Pytanie, czy żyje się tam inaczej niż w miejscach najbardziej dotkniętych zarazą? Bardziej swobodnie i na luzie? – Na pewno żyje się nam spokojniej. Jeśli wiadomo, że w mieście, czy powiecie nie ma chorych, można mieć większy komfort psychiczny – mówi nam Maria Pazdan, sekretarz miasta Człuchów (woj. pomorskie). – Dotychczas nie mieliśmy żadnego przypadku choroby i oby tak pozostało dalej – podkreśla.
CZYTAJ TAKŻE: Miasta same biorą się za wykonywanie testów na koronawirusa
– Nasi mieszkańcy mogę czuć się trochę bezpieczniej – ocenia też Elżbieta Pawlak, sekretarz gminy Rawicz (woj. wielkopolskie). Obecnie w powiecie rawskim aktywnych przypadków zakażeń nie ma, ale wcześniej 11 osób było chorych, z czego 10 wyzdrowiało (jedna osoba zmarła). Powiat jest też prawie otoczony przez gminy, gdzie wirus wciąż jest obecny. – Dlatego o pełnej swobodzie i luzie nie ma mowy. Wirus nie zna granic administracyjnych, nie przestaliśmy być czujni, wszyscy mamy świadomość, że musimy dbać o sobie i innych – zaznacza sekretarz gminy Rawicz.
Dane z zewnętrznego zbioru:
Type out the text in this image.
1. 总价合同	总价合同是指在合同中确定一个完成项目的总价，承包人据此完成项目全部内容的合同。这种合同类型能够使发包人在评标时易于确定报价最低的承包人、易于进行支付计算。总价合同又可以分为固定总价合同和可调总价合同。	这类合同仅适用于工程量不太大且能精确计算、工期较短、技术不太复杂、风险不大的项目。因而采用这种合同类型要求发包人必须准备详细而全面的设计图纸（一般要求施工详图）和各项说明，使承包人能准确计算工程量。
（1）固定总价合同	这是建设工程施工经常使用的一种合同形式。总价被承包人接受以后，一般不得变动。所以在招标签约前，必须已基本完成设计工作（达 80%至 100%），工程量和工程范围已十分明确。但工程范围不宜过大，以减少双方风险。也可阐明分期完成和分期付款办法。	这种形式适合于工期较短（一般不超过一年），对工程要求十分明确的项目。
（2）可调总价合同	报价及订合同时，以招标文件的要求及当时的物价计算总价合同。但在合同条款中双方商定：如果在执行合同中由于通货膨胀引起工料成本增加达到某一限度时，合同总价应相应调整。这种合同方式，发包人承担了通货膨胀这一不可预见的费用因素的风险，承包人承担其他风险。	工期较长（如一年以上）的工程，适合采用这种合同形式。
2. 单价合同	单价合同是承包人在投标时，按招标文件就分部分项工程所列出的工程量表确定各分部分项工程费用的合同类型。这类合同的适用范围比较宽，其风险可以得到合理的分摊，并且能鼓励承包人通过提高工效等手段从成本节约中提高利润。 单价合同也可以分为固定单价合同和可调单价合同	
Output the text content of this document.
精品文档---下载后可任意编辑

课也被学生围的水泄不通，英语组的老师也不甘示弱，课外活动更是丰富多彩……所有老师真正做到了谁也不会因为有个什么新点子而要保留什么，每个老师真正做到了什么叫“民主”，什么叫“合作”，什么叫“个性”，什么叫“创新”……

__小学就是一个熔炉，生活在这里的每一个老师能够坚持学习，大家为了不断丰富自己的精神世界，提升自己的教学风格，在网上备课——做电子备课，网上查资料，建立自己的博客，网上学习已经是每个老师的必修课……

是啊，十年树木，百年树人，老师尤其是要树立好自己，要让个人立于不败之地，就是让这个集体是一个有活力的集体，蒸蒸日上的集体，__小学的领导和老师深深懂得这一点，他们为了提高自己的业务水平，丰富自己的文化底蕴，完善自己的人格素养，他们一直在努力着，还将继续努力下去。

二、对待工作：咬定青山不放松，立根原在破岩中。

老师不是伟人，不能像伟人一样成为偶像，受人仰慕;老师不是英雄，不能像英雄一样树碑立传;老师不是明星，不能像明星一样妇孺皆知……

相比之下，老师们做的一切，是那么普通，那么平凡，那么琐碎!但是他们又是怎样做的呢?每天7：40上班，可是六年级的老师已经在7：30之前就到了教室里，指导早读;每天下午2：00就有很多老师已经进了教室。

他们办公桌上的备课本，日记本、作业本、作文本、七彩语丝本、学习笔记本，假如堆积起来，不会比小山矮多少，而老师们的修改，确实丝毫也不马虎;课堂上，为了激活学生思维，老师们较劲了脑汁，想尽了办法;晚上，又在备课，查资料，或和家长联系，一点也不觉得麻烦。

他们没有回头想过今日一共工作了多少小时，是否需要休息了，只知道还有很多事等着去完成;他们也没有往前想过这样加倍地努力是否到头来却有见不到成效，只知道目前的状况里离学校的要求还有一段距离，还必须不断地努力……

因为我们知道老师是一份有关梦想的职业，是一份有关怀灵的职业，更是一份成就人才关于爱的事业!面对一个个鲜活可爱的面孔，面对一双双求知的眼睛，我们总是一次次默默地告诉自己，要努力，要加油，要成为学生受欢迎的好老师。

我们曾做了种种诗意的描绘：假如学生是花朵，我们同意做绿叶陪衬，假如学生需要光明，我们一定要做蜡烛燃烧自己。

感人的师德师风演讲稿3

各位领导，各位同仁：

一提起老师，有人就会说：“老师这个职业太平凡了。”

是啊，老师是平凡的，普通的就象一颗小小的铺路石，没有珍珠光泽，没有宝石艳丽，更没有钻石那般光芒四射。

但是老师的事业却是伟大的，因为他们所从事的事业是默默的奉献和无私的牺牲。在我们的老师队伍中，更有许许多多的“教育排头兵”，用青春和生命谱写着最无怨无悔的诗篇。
W mieście wciąż więc obowiązują wszystkie rygory sanitarne. Nikt nie wychodzi przed szereg, instytucje publiczne i prywatny biznes otwierają się na klientów zgodnie z wyznaczonym harmonogramem, a np. w urzędach do minimum ograniczany jest kontakt bezpośredni. Podobnie jest też w innych miejscach wolnych o wirusa.